4. Don't be afraid to fight
This sounds counter-intuitive, but it's not. You have to understand something: you cannot be in a thriving relationship and avoid disagreement altogether. You are separate people with separate feelings and separate mindsets. You will bump heads. You have to learn the proper way to fight. If not, your arguments will only bring hurt and fear and you will eventually do all in your power not to argue. But not arguing only means that your voice does not get heard. Your feelings are bottled up and they will eventually come out in all the wrong ways. It becomes an endless, negative cycle. So remember this: you will argue and that's okay. Just know that the goal of an argument is to understand each other and to come out on the other side doing what's best for your marriage. Not what's best for YOU or for HIM/HER, but what's best for your union as a couple. Never use an argument as a medium for belittling each other, for bringing up past hurts, or for making threats. Talk to each other with respect, regardless of the disagreement. Give each other space, if needed, but always revisit the issue. You cannot go through marriage hiding your true feelings. But you must use those feelings as motivation for the betterment of the marriage, which doesn't always mean that you're going to get your way. One person never wins an argument. You either both win, or you both lose. So do "pick your battles", but don't avoid conflict altogether. It will come back to bite you in the butt.

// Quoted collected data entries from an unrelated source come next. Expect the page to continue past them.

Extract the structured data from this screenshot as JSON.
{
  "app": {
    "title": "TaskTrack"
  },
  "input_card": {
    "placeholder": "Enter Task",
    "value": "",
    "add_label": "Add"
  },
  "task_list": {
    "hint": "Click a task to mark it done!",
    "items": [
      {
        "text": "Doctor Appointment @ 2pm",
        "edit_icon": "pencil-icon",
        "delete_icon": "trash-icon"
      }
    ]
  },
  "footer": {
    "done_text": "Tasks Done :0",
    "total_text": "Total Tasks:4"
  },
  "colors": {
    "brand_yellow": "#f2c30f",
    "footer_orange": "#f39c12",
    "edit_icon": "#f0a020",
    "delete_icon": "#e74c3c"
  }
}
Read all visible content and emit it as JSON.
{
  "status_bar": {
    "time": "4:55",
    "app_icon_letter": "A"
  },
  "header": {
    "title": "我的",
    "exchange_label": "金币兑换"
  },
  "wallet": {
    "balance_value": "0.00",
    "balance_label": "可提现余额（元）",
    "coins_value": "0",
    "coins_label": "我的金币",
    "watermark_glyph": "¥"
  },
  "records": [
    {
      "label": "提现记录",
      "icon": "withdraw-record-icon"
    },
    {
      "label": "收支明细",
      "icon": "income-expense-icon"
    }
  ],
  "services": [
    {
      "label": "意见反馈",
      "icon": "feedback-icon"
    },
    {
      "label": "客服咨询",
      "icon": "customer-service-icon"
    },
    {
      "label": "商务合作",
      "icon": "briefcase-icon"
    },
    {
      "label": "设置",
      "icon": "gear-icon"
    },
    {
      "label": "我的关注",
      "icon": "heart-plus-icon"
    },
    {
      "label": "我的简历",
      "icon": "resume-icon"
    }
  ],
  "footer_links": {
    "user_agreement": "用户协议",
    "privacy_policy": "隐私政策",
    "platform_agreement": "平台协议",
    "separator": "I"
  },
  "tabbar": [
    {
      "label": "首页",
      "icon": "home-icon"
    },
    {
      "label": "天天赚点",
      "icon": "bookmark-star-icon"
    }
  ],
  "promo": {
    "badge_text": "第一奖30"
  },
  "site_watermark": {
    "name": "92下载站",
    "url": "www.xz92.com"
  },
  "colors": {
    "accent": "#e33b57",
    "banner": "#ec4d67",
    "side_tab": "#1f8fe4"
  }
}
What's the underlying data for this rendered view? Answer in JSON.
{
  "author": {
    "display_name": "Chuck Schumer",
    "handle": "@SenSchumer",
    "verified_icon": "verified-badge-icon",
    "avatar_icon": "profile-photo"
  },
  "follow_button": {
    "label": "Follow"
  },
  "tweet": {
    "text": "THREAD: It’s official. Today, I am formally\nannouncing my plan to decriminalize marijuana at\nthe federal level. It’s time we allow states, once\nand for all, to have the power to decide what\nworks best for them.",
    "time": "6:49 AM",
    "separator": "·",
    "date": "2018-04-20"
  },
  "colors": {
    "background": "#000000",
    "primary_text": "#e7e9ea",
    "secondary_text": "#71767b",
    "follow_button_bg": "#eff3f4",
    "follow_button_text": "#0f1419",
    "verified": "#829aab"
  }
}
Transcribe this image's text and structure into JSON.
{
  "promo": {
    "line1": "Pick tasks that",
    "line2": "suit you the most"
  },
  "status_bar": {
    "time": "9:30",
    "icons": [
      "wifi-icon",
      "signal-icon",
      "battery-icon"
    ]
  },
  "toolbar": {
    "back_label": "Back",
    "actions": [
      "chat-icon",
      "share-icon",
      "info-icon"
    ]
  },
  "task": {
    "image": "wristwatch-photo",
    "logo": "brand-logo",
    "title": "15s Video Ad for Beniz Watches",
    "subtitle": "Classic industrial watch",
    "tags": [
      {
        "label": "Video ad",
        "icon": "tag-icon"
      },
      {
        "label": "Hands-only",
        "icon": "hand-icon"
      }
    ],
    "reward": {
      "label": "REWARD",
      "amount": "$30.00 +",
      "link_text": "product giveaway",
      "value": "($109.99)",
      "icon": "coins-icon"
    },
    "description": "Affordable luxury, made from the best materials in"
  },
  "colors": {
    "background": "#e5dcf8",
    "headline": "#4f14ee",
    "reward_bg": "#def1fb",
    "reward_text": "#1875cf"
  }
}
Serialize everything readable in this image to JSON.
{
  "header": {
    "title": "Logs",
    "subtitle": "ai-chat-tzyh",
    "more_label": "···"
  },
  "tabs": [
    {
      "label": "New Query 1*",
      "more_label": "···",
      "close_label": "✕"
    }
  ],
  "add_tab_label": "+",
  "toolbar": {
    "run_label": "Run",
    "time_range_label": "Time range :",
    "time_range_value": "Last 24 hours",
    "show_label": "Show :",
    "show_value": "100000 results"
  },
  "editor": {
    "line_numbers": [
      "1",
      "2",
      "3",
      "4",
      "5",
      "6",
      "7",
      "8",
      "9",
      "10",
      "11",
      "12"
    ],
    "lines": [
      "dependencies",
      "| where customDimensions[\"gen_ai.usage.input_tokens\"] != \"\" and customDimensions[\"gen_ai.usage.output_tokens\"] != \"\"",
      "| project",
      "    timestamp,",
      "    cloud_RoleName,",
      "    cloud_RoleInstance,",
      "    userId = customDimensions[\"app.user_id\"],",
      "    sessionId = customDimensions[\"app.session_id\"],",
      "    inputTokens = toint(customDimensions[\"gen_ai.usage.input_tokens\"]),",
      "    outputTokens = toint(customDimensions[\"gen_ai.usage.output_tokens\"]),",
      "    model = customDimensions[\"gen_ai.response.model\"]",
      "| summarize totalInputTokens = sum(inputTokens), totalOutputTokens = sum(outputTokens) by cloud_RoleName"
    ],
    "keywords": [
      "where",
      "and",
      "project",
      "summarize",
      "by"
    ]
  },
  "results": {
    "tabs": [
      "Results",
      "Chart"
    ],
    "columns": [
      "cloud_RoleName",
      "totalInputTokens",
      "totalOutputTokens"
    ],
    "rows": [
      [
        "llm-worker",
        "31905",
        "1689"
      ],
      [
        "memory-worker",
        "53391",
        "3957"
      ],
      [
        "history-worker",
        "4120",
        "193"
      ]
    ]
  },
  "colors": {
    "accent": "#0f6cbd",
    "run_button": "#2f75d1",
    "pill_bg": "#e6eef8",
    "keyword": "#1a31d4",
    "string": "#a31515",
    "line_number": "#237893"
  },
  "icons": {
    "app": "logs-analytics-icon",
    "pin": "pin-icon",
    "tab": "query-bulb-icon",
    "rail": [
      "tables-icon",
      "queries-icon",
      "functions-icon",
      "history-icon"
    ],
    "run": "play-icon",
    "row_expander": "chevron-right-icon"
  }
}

5. Grow together, not apart
Last but definitely not least. I can't tell you how many times I've heard that you should never have to change yourself for someone else. But it's impossible not to change, and it's irresponsible to refuse change when it's necessary. My husband and I got together when we were 17 years old. I just turned 28 a week ago. A decade, more than a third of my life, I have spent with him. Of course I have changed! And, *gasp*, some of those changes have been spurred by him and our marriage. We have both matured. We've changed our outlooks on life more than once, we've expanded our religious beliefs, our political beliefs, our perceptions of success and failure, our opinions on each other and our relationship. Refusing to make any changes for your spouse is not strong and independent, it's selfish and naive. Of course, you cannot compromise your values or your truest beliefs. You cannot bend until you break. But you must grow and you must understand that your spouse is an integral part of that growth. You will change, and you can either choose to use those changes to bring you closer together or allow those changes to tear you apart. Keep your eyes on each other--grow together, as a pair, as an institution. Because change is inevitable. It is the human experience--you will be malleable until the day you die. Embrace it together and enjoy watching your spouse become the finest version of him- or herself.

And there you have it. I realize it's long, as most of my posts are. And yet, there is so much more I could say. I feel like I've been given an extraordinary gift in learning these lessons and having the opportunity to implement them with the love of my life. We all know that marriage is a journey--take that twisty road with its dips and its mountains and learn to love it for exactly what it is.